19 Sep 2022 2 minute read
Wales’ Ben Davies (left), Gareth Bale and Joe Rodon during a Wales training session. Photo Nick Potts PA Images

Guidelines setting out the rights of footballers to protect how their personal performance data is used have been published on Monday.

World players’ union FIFPRO has released details of the Charter of Player Data Rights, which has been developed in consultation with the game’s global governing body FIFA.

The aim of the Charter is to create a framework which allows professional players to manage and access information about their performance and health data, in an age where technology is providing increasingly detailed insight which has obvious sporting and commercial value.

A FIFPRO survey of 119 male and female players in the summer of 2021 found 80 per cent wanted to have access to their data to improve their on-field performance.


But players remain concerned about how data is collected and used.

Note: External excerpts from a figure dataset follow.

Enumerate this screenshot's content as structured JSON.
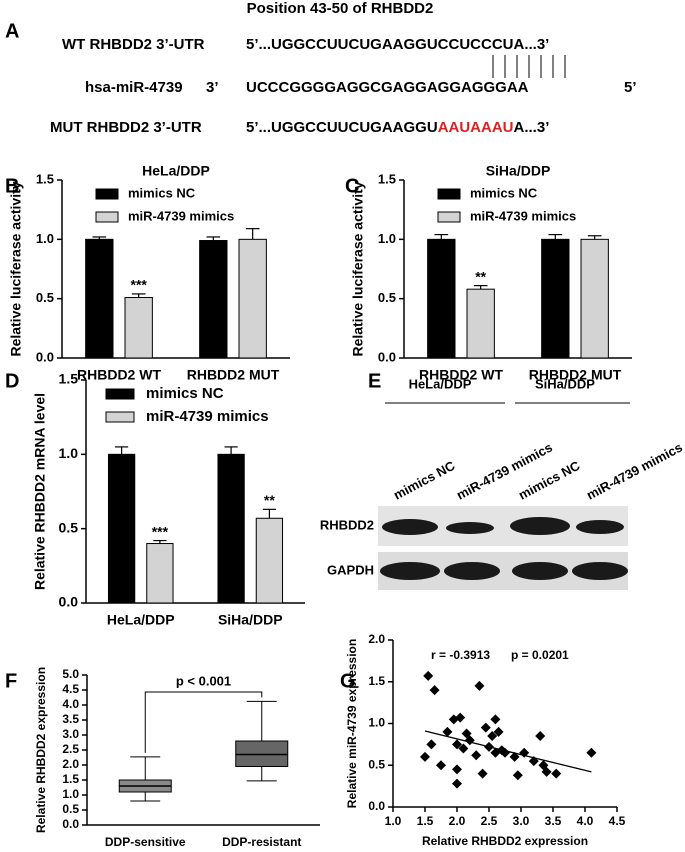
{
  "sequence_panel": {
    "panel_label": "A",
    "title": "Position 43-50 of RHBDD2",
    "rows": [
      {
        "label": "WT RHBDD2 3’-UTR",
        "sequence": "5’...UGGCCUUCUGAAGGUCCUCCCUA...3’"
      },
      {
        "label": "hsa-miR-4739",
        "end_left": "3’",
        "sequence": "UCCCGGGGAGGCGAGGAGGAGGGAA",
        "end_right": "5’"
      },
      {
        "label": "MUT RHBDD2 3’-UTR",
        "sequence_parts": [
          "5’...UGGCCUUCUGAAGGU",
          "AAUAAAU",
          "A...3’"
        ]
      }
    ]
  },
  "blot_panel": {
    "panel_label": "E",
    "groups": [
      "HeLa/DDP",
      "SiHa/DDP"
    ],
    "lanes": [
      "mimics NC",
      "miR-4739 mimics",
      "mimics NC",
      "miR-4739 mimics"
    ],
    "rows": [
      "RHBDD2",
      "GAPDH"
    ]
  },
  "chart_data": [
    {
      "type": "bar",
      "panel_label": "B",
      "title": "HeLa/DDP",
      "y_label": "Relative luciferase activity",
      "categories": [
        "RHBDD2 WT",
        "RHBDD2 MUT"
      ],
      "series": [
        {
          "name": "mimics NC",
          "color": "#000000",
          "values": [
            1.0,
            0.99
          ],
          "errors": [
            0.02,
            0.03
          ]
        },
        {
          "name": "miR-4739 mimics",
          "color": "#d3d3d3",
          "values": [
            0.51,
            1.0
          ],
          "errors": [
            0.03,
            0.09
          ],
          "value_labels": [
            "***",
            null
          ]
        }
      ],
      "ylim": [
        0,
        1.5
      ],
      "yticks": [
        {
          "value": 0,
          "label": "0.0"
        },
        0.5,
        {
          "value": 1,
          "label": "1.0"
        },
        1.5
      ]
    },
    {
      "type": "bar",
      "panel_label": "C",
      "title": "SiHa/DDP",
      "y_label": "Relative luciferase activity",
      "categories": [
        "RHBDD2 WT",
        "RHBDD2 MUT"
      ],
      "series": [
        {
          "name": "mimics NC",
          "color": "#000000",
          "values": [
            1.0,
            1.0
          ],
          "errors": [
            0.04,
            0.04
          ]
        },
        {
          "name": "miR-4739 mimics",
          "color": "#d3d3d3",
          "values": [
            0.58,
            1.0
          ],
          "errors": [
            0.03,
            0.03
          ],
          "value_labels": [
            "**",
            null
          ]
        }
      ],
      "ylim": [
        0,
        1.5
      ],
      "yticks": [
        {
          "value": 0,
          "label": "0.0"
        },
        0.5,
        {
          "value": 1,
          "label": "1.0"
        },
        1.5
      ]
    },
    {
      "type": "bar",
      "panel_label": "D",
      "y_label": "Relative RHBDD2 mRNA level",
      "categories": [
        "HeLa/DDP",
        "SiHa/DDP"
      ],
      "series": [
        {
          "name": "mimics NC",
          "color": "#000000",
          "values": [
            1.0,
            1.0
          ],
          "errors": [
            0.05,
            0.05
          ]
        },
        {
          "name": "miR-4739 mimics",
          "color": "#d3d3d3",
          "values": [
            0.4,
            0.57
          ],
          "errors": [
            0.02,
            0.06
          ],
          "value_labels": [
            "***",
            "**"
          ]
        }
      ],
      "ylim": [
        0,
        1.5
      ],
      "yticks": [
        {
          "value": 0,
          "label": "0.0"
        },
        0.5,
        {
          "value": 1,
          "label": "1.0"
        },
        1.5
      ]
    },
    {
      "type": "box",
      "panel_label": "F",
      "y_label": "Relative RHBDD2 expression",
      "annotation": "p < 0.001",
      "categories": [
        "DDP-sensitive",
        "DDP-resistant"
      ],
      "colors": [
        "#8a8a8a",
        "#666666"
      ],
      "min": [
        0.8,
        1.47
      ],
      "q1": [
        1.1,
        1.95
      ],
      "median": [
        1.3,
        2.35
      ],
      "q3": [
        1.5,
        2.8
      ],
      "max": [
        2.27,
        4.12
      ],
      "ylim": [
        0,
        5
      ],
      "yticks": [
        {
          "value": 0,
          "label": "0.0"
        },
        0.5,
        {
          "value": 1,
          "label": "1.0"
        },
        1.5,
        {
          "value": 2,
          "label": "2.0"
        },
        2.5,
        {
          "value": 3,
          "label": "3.0"
        },
        3.5,
        {
          "value": 4,
          "label": "4.0"
        },
        4.5,
        {
          "value": 5,
          "label": "5.0"
        }
      ]
    },
    {
      "type": "scatter",
      "panel_label": "G",
      "x_label": "Relative RHBDD2 expression",
      "y_label": "Relative miR-4739 expression",
      "annotations": [
        "r = -0.3913",
        "p = 0.0201"
      ],
      "color": "#000000",
      "x": [
        1.55,
        1.5,
        1.6,
        1.65,
        1.75,
        1.85,
        1.95,
        2.0,
        2.0,
        2.05,
        2.0,
        2.1,
        2.15,
        2.2,
        2.3,
        2.35,
        2.4,
        2.45,
        2.5,
        2.55,
        2.6,
        2.6,
        2.65,
        2.7,
        2.75,
        2.9,
        2.95,
        3.05,
        3.2,
        3.3,
        3.35,
        3.4,
        3.55,
        4.1
      ],
      "y": [
        1.57,
        0.6,
        0.75,
        1.4,
        0.5,
        0.9,
        1.05,
        0.75,
        0.45,
        1.07,
        0.28,
        0.7,
        0.88,
        0.8,
        0.62,
        1.45,
        0.4,
        0.95,
        0.72,
        0.85,
        1.05,
        0.65,
        0.9,
        0.68,
        0.65,
        0.6,
        0.38,
        0.65,
        0.55,
        0.85,
        0.5,
        0.42,
        0.4,
        0.65
      ],
      "fit_line": {
        "x": [
          1.5,
          4.1
        ],
        "y": [
          0.91,
          0.42
        ]
      },
      "xlim": [
        1,
        4.5
      ],
      "ylim": [
        0,
        2
      ],
      "xticks": [
        {
          "value": 1,
          "label": "1.0"
        },
        1.5,
        {
          "value": 2,
          "label": "2.0"
        },
        2.5,
        {
          "value": 3,
          "label": "3.0"
        },
        3.5,
        {
          "value": 4,
          "label": "4.0"
        },
        4.5
      ],
      "yticks": [
        {
          "value": 0,
          "label": "0.0"
        },
        0.5,
        {
          "value": 1,
          "label": "1.0"
        },
        1.5,
        {
          "value": 2,
          "label": "2.0"
        }
      ]
    }
  ]
}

“As data becomes more valuable to those who work in and around professional football – not only to players and clubs but also to competition organisers, in-game technology providers, the media and entertainment industries – the need for clear and enforceable rules has become urgent,” FIFPRO said in a statement.

In the UK, legal letters have been sent to betting, gaming and data processing companies on behalf of more than 1,000 players, alleging their personal data has been sold on to these companies without their consent.

It is reported that the group, led by former Leyton Orient and Yeovil manager Russell Slade, is seeking up to £500million in damages.